Dans une infinité de gestes, nous voyons des actualisations de l’Évangile : J’ai eu faim et vous m’avez donné à manger. J’ai eu soif et vous m’avez donné à boire. J’étais très malade et vous m’avez visité. On se plaint parfois que nos concitoyens ne viennent plus à l’église. Mais il faut aussi reconnaître que, lorsque des catastrophes se produisent, un grand élan de solidarité se manifeste. Nous sommes toujours impressionnés par la capacité de nos gens à se mobiliser, à s’impliquer et à donner.

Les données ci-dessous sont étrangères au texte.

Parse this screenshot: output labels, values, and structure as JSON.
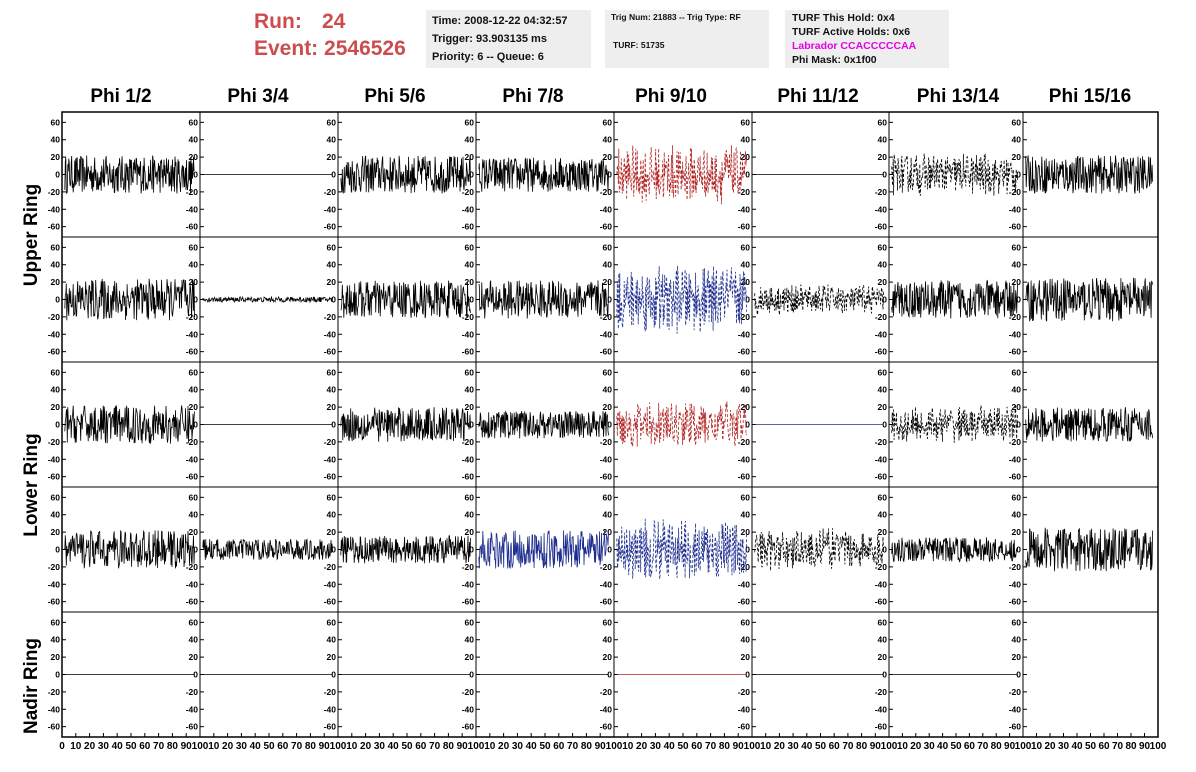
{
  "header": {
    "run_label": "Run:",
    "run_value": "24",
    "event_label": "Event:",
    "event_value": "2546526",
    "time": "Time: 2008-12-22 04:32:57",
    "trigger": "Trigger: 93.903135 ms",
    "priority": "Priority: 6 -- Queue: 6",
    "trig_num": "Trig Num: 21883 -- Trig Type: RF",
    "turf": "TURF: 51735",
    "turf_this_hold": "TURF This Hold: 0x4",
    "turf_active_holds": "TURF Active Holds: 0x6",
    "labrador": "Labrador CCACCCCCAA",
    "phi_mask": "Phi Mask: 0x1f00"
  },
  "colors": {
    "run_text": "#cc4d4d",
    "info_bg": "#eeeeee",
    "labrador": "#e600e6",
    "red": "#b22222",
    "blue": "#1f2f8f",
    "black": "#000000"
  },
  "columns": [
    "Phi 1/2",
    "Phi 3/4",
    "Phi 5/6",
    "Phi 7/8",
    "Phi 9/10",
    "Phi 11/12",
    "Phi 13/14",
    "Phi 15/16"
  ],
  "rows": [
    "Upper Ring",
    "Lower Ring",
    "Nadir Ring"
  ],
  "chart_data": {
    "type": "line",
    "xlim": [
      0,
      100
    ],
    "ylim": [
      -65,
      65
    ],
    "y_ticks": [
      -60,
      -40,
      -20,
      0,
      20,
      40,
      60
    ],
    "x_ticks": [
      0,
      10,
      20,
      30,
      40,
      50,
      60,
      70,
      80,
      90,
      100
    ],
    "grid": false,
    "panels": [
      {
        "row": 0,
        "col": 0,
        "style": "solid",
        "color": "black",
        "amp": 22
      },
      {
        "row": 0,
        "col": 1,
        "style": "solid",
        "color": "black",
        "amp": 0
      },
      {
        "row": 0,
        "col": 2,
        "style": "solid",
        "color": "black",
        "amp": 22
      },
      {
        "row": 0,
        "col": 3,
        "style": "solid",
        "color": "black",
        "amp": 20
      },
      {
        "row": 0,
        "col": 4,
        "style": "dashed",
        "color": "red",
        "amp": 35
      },
      {
        "row": 0,
        "col": 5,
        "style": "solid",
        "color": "black",
        "amp": 0
      },
      {
        "row": 0,
        "col": 6,
        "style": "dashed",
        "color": "black",
        "amp": 25
      },
      {
        "row": 0,
        "col": 7,
        "style": "solid",
        "color": "black",
        "amp": 22
      },
      {
        "row": 1,
        "col": 0,
        "style": "solid",
        "color": "black",
        "amp": 24
      },
      {
        "row": 1,
        "col": 1,
        "style": "solid",
        "color": "black",
        "amp": 3
      },
      {
        "row": 1,
        "col": 2,
        "style": "solid",
        "color": "black",
        "amp": 22
      },
      {
        "row": 1,
        "col": 3,
        "style": "solid",
        "color": "black",
        "amp": 22
      },
      {
        "row": 1,
        "col": 4,
        "style": "dashed",
        "color": "blue",
        "amp": 40
      },
      {
        "row": 1,
        "col": 5,
        "style": "dashed",
        "color": "black",
        "amp": 18
      },
      {
        "row": 1,
        "col": 6,
        "style": "solid",
        "color": "black",
        "amp": 22
      },
      {
        "row": 1,
        "col": 7,
        "style": "solid",
        "color": "black",
        "amp": 25
      },
      {
        "row": 2,
        "col": 0,
        "style": "solid",
        "color": "black",
        "amp": 22
      },
      {
        "row": 2,
        "col": 1,
        "style": "solid",
        "color": "black",
        "amp": 0
      },
      {
        "row": 2,
        "col": 2,
        "style": "solid",
        "color": "black",
        "amp": 20
      },
      {
        "row": 2,
        "col": 3,
        "style": "solid",
        "color": "black",
        "amp": 16
      },
      {
        "row": 2,
        "col": 4,
        "style": "dashed",
        "color": "red",
        "amp": 28
      },
      {
        "row": 2,
        "col": 5,
        "style": "solid",
        "color": "blue",
        "amp": 0
      },
      {
        "row": 2,
        "col": 6,
        "style": "dashed",
        "color": "black",
        "amp": 22
      },
      {
        "row": 2,
        "col": 7,
        "style": "solid",
        "color": "black",
        "amp": 20
      },
      {
        "row": 3,
        "col": 0,
        "style": "solid",
        "color": "black",
        "amp": 22
      },
      {
        "row": 3,
        "col": 1,
        "style": "solid",
        "color": "black",
        "amp": 12
      },
      {
        "row": 3,
        "col": 2,
        "style": "solid",
        "color": "black",
        "amp": 16
      },
      {
        "row": 3,
        "col": 3,
        "style": "solid",
        "color": "blue",
        "amp": 22
      },
      {
        "row": 3,
        "col": 4,
        "style": "dashed",
        "color": "blue",
        "amp": 38
      },
      {
        "row": 3,
        "col": 5,
        "style": "dashed",
        "color": "black",
        "amp": 25
      },
      {
        "row": 3,
        "col": 6,
        "style": "solid",
        "color": "black",
        "amp": 14
      },
      {
        "row": 3,
        "col": 7,
        "style": "solid",
        "color": "black",
        "amp": 25
      },
      {
        "row": 4,
        "col": 0,
        "style": "solid",
        "color": "black",
        "amp": 0
      },
      {
        "row": 4,
        "col": 1,
        "style": "solid",
        "color": "black",
        "amp": 0
      },
      {
        "row": 4,
        "col": 2,
        "style": "solid",
        "color": "black",
        "amp": 0
      },
      {
        "row": 4,
        "col": 3,
        "style": "solid",
        "color": "black",
        "amp": 0
      },
      {
        "row": 4,
        "col": 4,
        "style": "solid",
        "color": "red",
        "amp": 0
      },
      {
        "row": 4,
        "col": 5,
        "style": "solid",
        "color": "black",
        "amp": 0
      },
      {
        "row": 4,
        "col": 6,
        "style": "solid",
        "color": "black",
        "amp": 0
      }
    ]
  }
}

Et les gens le font, non pas simplement parce que c’est leur devoir, mais surtout parce qu’ils sont touchés par la souffrance de leurs concitoyens. — Survint, sur la route, un Samaritain qui, en voyant l’homme blessé sur le bord de la route, fut pris de pitié. Tout de suite il s’arrêta et lui porta secours. —- Comme le fils était encore loin, son père l’aperçut et fut remué dans ses entrailles. Il courut se jeter à son cou. — Dans le cortège, il y avait la mère, une veuve, qui venant de perdre son fils unique. En la voyant, le Seigneur fut pris de pitié.

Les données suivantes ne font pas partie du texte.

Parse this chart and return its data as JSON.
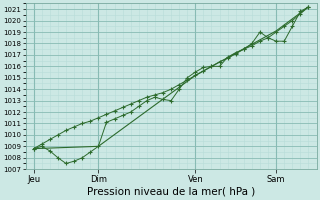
{
  "xlabel": "Pression niveau de la mer( hPa )",
  "bg_color": "#cce8e4",
  "grid_color_minor": "#b8ddd8",
  "grid_color_major": "#88bbb4",
  "line_color": "#2d6b2d",
  "ylim": [
    1007,
    1021.5
  ],
  "yticks": [
    1007,
    1008,
    1009,
    1010,
    1011,
    1012,
    1013,
    1014,
    1015,
    1016,
    1017,
    1018,
    1019,
    1020,
    1021
  ],
  "xlim": [
    0,
    36
  ],
  "day_positions": [
    1,
    9,
    21,
    31
  ],
  "day_labels": [
    "Jeu",
    "Dim",
    "Ven",
    "Sam"
  ],
  "vline_positions": [
    1,
    9,
    21,
    31
  ],
  "line1_x": [
    1,
    2,
    3,
    4,
    5,
    6,
    7,
    8,
    9,
    10,
    11,
    12,
    13,
    14,
    15,
    16,
    17,
    18,
    19,
    20,
    21,
    22,
    23,
    24,
    25,
    26,
    27,
    28,
    29,
    30,
    31,
    32,
    33,
    34,
    35
  ],
  "line1_y": [
    1008.8,
    1009.0,
    1008.6,
    1008.0,
    1007.5,
    1007.7,
    1008.0,
    1008.5,
    1009.0,
    1011.1,
    1011.4,
    1011.7,
    1012.0,
    1012.5,
    1013.0,
    1013.3,
    1013.1,
    1013.0,
    1014.0,
    1015.0,
    1015.5,
    1015.9,
    1016.0,
    1016.0,
    1016.8,
    1017.2,
    1017.5,
    1018.0,
    1019.0,
    1018.5,
    1018.2,
    1018.2,
    1019.5,
    1020.8,
    1021.2
  ],
  "line2_x": [
    1,
    2,
    3,
    4,
    5,
    6,
    7,
    8,
    9,
    10,
    11,
    12,
    13,
    14,
    15,
    16,
    17,
    18,
    19,
    20,
    21,
    22,
    23,
    24,
    25,
    26,
    27,
    28,
    29,
    30,
    31,
    32,
    33,
    34,
    35
  ],
  "line2_y": [
    1008.8,
    1009.2,
    1009.6,
    1010.0,
    1010.4,
    1010.7,
    1011.0,
    1011.2,
    1011.5,
    1011.8,
    1012.1,
    1012.4,
    1012.7,
    1013.0,
    1013.3,
    1013.5,
    1013.7,
    1014.0,
    1014.4,
    1014.8,
    1015.2,
    1015.6,
    1016.0,
    1016.4,
    1016.7,
    1017.1,
    1017.5,
    1017.8,
    1018.2,
    1018.5,
    1019.0,
    1019.5,
    1020.0,
    1020.6,
    1021.2
  ],
  "line3_x": [
    1,
    9,
    21,
    31,
    35
  ],
  "line3_y": [
    1008.8,
    1009.0,
    1015.2,
    1019.1,
    1021.2
  ]
}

Les gestes de secours et de solidarité de nos concitoyens pour aider les personnes malades, motivés par la compassion devant la souffrance et la misère, sont certainement des signes de l’énergie de la Résurrection. Par ces gestes nous devenons de meilleurs humains. Il y aura malheureusement encore de nombreux morts. Mais une lutte pour la vie est sérieusement engagée. Nous devenons de plus en plus soucieux du soin qu’il faut accorder à la vie. La Bonne Nouvelle de la Résurrection continue de travailler le monde en vue de la réalisation du Royaume. Rendons grâce à celui qui nous inspire et nous entraîne : le Ressuscité présent dans le pain et le vin de notre eucharistie.